"Mr. James Macpherson, I received your foolish and impudent letter. I hope I shall never be deterred from detecting what I think a cheat, by the menaces of a ruffian. What would you have me retract? I thought your book an imposture; I think it an imposture still. Your rage I defy. Your abilities, since your Homer,[[4]] are not so formidable: and what I hear of your morals inclines me to pay regard—not to what you shall say, but to what you shall prove. You may print this if you will."
Dr. Johnson carried a big oaken cudgel with him, when he travelled in Scotland. Hume, on the other hand, was, with Scotch patriotism, inclined to accept at first, Macpherson's story of authenticity:[[5]] but even he says of this author, with whom he came into altercation—"I have scarce ever known a man more perverse and unamiable." The Highland Society investigated the matter, and reported that while there was no trace of a complete poem in Gaelic corresponding to Macpherson's verse, there were snatches of Highland song and ballads which supported his allegations. The question is not even yet fully settled, and is hardly worth the settlement. Macpherson's own obstinacies and petulancies put unnumbered difficulties in the way; he resented any denial of Gaelic origin for his verse; he resented any denial of his capacity to sing better than the Gael; he promised to show Highland originals, and always made occasions for delay; withal he was as touchy as a bad child, and as virulent as a fish-woman. Nothing satisfied him; one of those men whose steak is always too much done—or too little;—the sermon always too short or too long. He might have been the "Stout Gentleman" of Bracebridge Hall: for he was a big man, and always wore wax-topped boots. Old Mrs. Grant too—who must have been a neighbor of his, when she lived at Laggan—says that he had habits (with theories about social proprieties) which "excluded him from decent society." Mrs. Grant was, however "verra" correct, and a stickler for the minor, as well as the major virtues.

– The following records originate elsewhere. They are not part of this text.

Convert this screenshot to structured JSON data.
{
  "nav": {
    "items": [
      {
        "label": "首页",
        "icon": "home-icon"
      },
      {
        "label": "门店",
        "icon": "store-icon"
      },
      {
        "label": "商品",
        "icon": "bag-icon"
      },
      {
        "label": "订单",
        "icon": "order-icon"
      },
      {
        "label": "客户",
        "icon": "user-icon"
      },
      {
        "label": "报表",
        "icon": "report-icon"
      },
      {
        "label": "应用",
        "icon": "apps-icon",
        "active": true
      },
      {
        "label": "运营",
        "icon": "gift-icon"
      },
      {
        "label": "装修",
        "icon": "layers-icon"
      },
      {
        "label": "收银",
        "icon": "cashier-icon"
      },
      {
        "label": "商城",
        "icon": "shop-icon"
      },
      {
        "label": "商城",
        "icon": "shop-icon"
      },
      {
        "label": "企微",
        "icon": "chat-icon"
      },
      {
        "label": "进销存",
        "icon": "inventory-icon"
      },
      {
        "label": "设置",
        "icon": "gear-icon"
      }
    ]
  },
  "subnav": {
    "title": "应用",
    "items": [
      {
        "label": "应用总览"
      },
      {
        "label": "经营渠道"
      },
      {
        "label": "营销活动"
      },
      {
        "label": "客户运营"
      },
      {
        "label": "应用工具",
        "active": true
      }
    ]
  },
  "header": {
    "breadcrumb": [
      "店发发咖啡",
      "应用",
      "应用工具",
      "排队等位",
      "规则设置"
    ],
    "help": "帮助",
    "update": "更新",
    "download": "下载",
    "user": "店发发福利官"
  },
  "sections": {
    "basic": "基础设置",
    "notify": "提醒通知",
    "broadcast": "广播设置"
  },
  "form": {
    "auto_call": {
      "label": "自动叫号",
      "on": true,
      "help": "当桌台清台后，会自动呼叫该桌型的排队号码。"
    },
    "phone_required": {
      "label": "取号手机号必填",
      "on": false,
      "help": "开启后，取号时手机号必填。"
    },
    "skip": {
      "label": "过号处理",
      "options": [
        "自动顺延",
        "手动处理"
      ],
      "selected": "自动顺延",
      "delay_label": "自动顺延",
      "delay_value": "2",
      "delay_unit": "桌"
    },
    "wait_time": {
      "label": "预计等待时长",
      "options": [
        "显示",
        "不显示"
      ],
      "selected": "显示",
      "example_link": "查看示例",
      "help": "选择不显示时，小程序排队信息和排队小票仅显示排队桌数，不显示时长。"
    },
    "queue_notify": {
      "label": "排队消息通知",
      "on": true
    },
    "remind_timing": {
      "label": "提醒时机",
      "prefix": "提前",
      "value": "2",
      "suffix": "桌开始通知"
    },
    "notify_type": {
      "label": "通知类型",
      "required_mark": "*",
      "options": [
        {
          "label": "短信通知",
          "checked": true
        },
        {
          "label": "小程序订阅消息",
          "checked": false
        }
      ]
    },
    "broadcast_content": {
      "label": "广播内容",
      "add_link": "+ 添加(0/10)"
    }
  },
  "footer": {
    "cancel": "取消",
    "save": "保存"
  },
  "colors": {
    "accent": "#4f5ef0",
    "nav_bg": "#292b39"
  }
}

Macpherson left inheritors of his name, and of his estates in that upper valley of the Spey; and a daughter of his became the wife of Sir David Brewster, the eminent scientist. He was buried "by special request" in Westminster Abbey; he had been always covetous of such public testimonials to his consequence. Yet if his book of Ossianic poems was ten-fold better than it is, it would hardly give an enduring, or a brilliant gloss to the memory of James Macpherson.
But whatever may be said for the Gaelic, it is certain that Scotticisms were in those days winning their place in song and in tale. Since the day, in the first quarter of the century (1725), when Allan Ramsay had sent out from his book shop in Edinboro', his rustic eclogue of the Gentle Shepherd, a love had been ripening and growing for those Scottish strains which were to find their last and unsurpassable expression by and by, in the glow and passion of Burns.
Meantime there were hundreds along the Teviot, and the Esk, and by Ettrickdale, who rolled under their tongues delightedly the Scottish bubbles of song, which broke—now from a bookseller, now from a schoolmaster, now from a Jacobite, and now from a "stickit" minister.[[6]] I will give you one taste of this Scotticism of the borders, were it only to clear your thought of the gloom and crags of Ossian. It is usually attributed to Halket, a Jacobite school-master, not so well known as Ramsay or Robert Ferguson:—
Logie O'Buchan.
"O Logie o' Buchan, O Logie the laird,
They ha'e ta'en awa' Jamie, that delved in the yard,
Wha played on the pipe, and the viol sae sma',
They ha'e ta'en awa' Jamie, the flower o' them a'.
"Tho' Sandy has ousen, has gear and has kye,
A house and a hadden, and siller forbye;
Yet I'd tak' my ain lad, wi' his staff in his hand,
Before I'd ha'e him, wi' the houses and land.
"My Daddie looks sulky, my Minnie looks sour,
They frown upon Jamie because he is poor;
Tho' I lo'e them as weel as a daughter should do
They're nae half sa dear to me, Jamie, as you.
"I sit on my creepie, I spin at my wheel
And think on the laddie that lo'ed me sae weel,
He had but ae saxpence, he brak it in twa
And gied me the hauf o't, when he ga'd awa'."